Telles des gemmes à l'éclat inaltérables, la lumière et chaleur luisent inopinément dans le cœur obscur de l’hiver. Quel plaisir de se surprendre à penser, en rentrant chez soi : « hum ! il fait bon ici » ! Et comme on jouit d’un bon feu de bois qui nous rôti le visage et les mains, tout en laissant les parties du corps les plus éloignées du foyer s’engourdir de froid ! Comme elle étonnante, cette chaleur compacte de l’animal qui vient se lover entre nos doigts, tandis que, assis sur la deuxième marche de l’escalier, nous nous nous escrimons à dénouer les lacets récalcitrants de nos chaussures.
Ou bien encore : on marchait, et voilà qu’une percée de soleil nous illumine tout à coup le visage, révélant toutes les traces des vitres de la fenêtre. Surpris, ravi, un peu effrayé aussi, on s’immobilise, les yeux réduits à deux fentes, tandis qu'une pâte épaisse de chaleur s’étale abondamment sur notre visage, intégralement absorbée par le moindre pore de notre peau. Cet éblouissement spontané se résorbe presque aussitôt, à la faveur d’un voile terne glissant sur le monde qui reprend alors son aspect normal, recouvrant l’apparence habituelle d’une succession de choses dont chacune est aisément identifiable comme chose en soi, clairement dissociée des autres choses – nous laissant interloqué et un peu hagard d’un tel revirement de situation.
Tous ce qui existe sous les cieux austères de l’hiver recherche avec avidité la présence de la chaleur et de la lumière. Les feuilles des plantes d’intérieur reluisent à l’envie, enfiévrées de photosynthèse. Dehors, dans les branches nues des arbres, j’observe chaque matin comment les vanneaux adoptent les postures propices à utiliser le moindre rayon de soleil pour réchauffer leurs petits corps, sans en perdre une miette. Même la roche jubile des subtiles tiédeurs venues caresser sa surface rugueuse, ravie que cette douceur inespérée lui procure les quelques degrés nécessaires à la purge subreptice de son trop plein d’eau glacée. Plus prompte et mobile que le rocher, la terre épaisse se désengorge vite fait, entre deux averses inopinées. Les fumées de vapeurs d’eau montent des terres intrinsèquement froides. Le moindre éclat lumineux est prétexte à des fêtes. La chaleur et la lumière sont des exsudations sucrées que sa grande langue glacée de l’hiver lèche avec gourmandise.

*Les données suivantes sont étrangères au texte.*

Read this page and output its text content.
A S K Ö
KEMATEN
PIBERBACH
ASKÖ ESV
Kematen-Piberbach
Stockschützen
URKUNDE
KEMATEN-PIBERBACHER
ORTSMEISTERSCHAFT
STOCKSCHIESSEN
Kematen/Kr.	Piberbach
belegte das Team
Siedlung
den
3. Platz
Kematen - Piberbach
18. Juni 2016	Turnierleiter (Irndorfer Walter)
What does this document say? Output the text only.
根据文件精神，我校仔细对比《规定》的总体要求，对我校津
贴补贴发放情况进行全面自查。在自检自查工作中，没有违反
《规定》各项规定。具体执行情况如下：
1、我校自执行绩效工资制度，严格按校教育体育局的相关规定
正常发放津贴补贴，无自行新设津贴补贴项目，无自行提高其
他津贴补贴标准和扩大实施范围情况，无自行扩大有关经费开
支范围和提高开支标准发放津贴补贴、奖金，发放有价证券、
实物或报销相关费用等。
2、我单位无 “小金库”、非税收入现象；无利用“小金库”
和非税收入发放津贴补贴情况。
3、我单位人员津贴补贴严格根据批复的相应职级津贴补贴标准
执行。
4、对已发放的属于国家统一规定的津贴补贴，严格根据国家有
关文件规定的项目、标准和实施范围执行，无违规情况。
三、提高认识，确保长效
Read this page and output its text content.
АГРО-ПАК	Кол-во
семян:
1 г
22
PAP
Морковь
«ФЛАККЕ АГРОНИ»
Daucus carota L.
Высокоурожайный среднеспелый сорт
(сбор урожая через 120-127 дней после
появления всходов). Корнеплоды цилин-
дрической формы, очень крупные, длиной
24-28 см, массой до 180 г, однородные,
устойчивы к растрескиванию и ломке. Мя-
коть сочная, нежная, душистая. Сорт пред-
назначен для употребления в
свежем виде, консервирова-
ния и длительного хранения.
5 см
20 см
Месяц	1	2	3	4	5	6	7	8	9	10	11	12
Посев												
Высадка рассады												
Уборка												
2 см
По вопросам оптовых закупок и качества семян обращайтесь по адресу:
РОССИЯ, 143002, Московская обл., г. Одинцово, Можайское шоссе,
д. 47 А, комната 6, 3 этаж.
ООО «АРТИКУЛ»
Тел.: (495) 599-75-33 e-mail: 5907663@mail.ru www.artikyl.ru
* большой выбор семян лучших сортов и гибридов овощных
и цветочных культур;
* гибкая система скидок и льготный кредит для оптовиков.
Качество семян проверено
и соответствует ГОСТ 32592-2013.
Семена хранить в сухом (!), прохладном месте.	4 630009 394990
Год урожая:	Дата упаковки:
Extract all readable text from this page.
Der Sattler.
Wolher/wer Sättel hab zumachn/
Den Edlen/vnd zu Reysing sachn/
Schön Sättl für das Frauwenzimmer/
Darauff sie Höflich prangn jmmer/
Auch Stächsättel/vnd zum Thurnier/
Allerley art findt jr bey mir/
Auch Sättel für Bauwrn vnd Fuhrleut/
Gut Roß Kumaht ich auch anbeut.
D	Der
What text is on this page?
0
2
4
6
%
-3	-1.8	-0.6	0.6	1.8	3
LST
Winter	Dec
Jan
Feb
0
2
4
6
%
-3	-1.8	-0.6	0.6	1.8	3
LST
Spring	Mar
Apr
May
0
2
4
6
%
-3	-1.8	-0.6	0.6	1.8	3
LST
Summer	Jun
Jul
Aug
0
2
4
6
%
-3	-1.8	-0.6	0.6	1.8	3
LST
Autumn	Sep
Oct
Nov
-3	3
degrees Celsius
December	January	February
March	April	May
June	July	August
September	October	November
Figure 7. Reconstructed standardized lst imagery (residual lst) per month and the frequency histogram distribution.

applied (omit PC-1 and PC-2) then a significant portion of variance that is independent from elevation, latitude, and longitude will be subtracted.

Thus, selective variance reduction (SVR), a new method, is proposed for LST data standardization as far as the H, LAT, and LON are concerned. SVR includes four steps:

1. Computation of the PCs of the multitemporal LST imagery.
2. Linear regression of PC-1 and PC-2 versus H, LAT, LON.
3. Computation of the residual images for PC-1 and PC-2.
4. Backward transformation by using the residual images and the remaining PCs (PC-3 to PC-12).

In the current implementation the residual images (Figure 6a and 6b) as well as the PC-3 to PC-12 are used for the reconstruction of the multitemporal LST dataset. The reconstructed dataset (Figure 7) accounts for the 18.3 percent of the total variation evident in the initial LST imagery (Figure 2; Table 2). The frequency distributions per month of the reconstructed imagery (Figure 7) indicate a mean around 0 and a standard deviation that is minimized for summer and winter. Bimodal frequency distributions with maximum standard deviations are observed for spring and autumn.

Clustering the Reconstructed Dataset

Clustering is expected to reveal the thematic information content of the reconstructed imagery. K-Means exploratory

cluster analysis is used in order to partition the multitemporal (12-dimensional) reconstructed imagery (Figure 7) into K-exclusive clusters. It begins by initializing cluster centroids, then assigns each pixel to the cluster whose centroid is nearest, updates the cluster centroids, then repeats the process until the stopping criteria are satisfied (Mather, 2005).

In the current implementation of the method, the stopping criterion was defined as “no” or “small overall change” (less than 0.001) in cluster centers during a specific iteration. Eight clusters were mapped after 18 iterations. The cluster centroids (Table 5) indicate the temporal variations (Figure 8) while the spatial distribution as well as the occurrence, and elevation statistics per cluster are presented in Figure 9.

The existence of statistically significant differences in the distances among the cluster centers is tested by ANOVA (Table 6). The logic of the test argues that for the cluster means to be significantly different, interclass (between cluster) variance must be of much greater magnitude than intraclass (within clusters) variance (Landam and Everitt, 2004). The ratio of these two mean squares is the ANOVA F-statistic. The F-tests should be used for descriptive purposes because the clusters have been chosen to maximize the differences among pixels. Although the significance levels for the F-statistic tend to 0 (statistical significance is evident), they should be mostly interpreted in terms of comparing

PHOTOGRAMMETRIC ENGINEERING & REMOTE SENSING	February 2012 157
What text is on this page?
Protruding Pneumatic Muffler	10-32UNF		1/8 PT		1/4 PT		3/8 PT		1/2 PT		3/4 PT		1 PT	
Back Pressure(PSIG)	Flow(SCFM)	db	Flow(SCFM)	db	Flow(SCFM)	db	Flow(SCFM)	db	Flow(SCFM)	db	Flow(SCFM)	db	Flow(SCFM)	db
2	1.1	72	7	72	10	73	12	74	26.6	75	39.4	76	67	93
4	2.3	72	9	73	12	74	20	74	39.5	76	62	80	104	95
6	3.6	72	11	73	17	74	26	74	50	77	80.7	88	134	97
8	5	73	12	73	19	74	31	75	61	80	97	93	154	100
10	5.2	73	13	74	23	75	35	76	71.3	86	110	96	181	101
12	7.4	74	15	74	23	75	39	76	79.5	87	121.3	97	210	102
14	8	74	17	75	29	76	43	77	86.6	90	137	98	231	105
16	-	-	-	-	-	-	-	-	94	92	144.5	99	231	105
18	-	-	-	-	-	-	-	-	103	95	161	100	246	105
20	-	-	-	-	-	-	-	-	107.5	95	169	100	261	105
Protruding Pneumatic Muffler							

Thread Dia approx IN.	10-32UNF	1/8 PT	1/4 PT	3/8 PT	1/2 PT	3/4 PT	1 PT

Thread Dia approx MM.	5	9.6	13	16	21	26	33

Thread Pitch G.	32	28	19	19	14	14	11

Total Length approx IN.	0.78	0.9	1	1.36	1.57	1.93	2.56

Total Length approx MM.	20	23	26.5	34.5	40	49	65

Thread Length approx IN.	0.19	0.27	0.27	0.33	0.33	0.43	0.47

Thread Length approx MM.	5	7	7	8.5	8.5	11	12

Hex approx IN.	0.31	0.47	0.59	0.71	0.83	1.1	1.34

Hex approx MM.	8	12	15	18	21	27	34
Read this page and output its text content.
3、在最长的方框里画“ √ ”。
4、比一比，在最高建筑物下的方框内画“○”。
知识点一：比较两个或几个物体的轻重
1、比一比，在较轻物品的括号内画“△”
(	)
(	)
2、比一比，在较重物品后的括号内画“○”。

Il n’est pas encore temps, bien sûr, mais on sent la vieille nature attentive à la moindre variation de température, guettant avec infiniment de patience – on pourrait même parler de sagesse - le moment opportun pour réanimer toutes les larves, œufs, graines, cocons, chrysalides, corps recroquevillés en hibernation dissimulés dans le moindre repli de sa peau rugueuse et parcheminée. Le grand froid expurge, tandis que le moindre filet de chaleur console et suture les plaies de l’hiver.
Voilà ce qui s’agite dans mon esprit alors que, l’haleine en buée, les articulations des doigts rougies et brûlantes, je reviens d’une ballade au bord de la rivière, transi et pourtant en sueur sous les couches de vêtements comme carrossés de froid. Je sens la bonne chaleur de la pièce, je m’assois sur une marche de l’escalier pour ôter mes chaussures, prodigue quelques caresses au chat, allume le feu préparé du matin et me mets aussitôt à écrire. Chaque cellule de ma peau vit à l’unisson de ces infimes mais profonds bouleversements.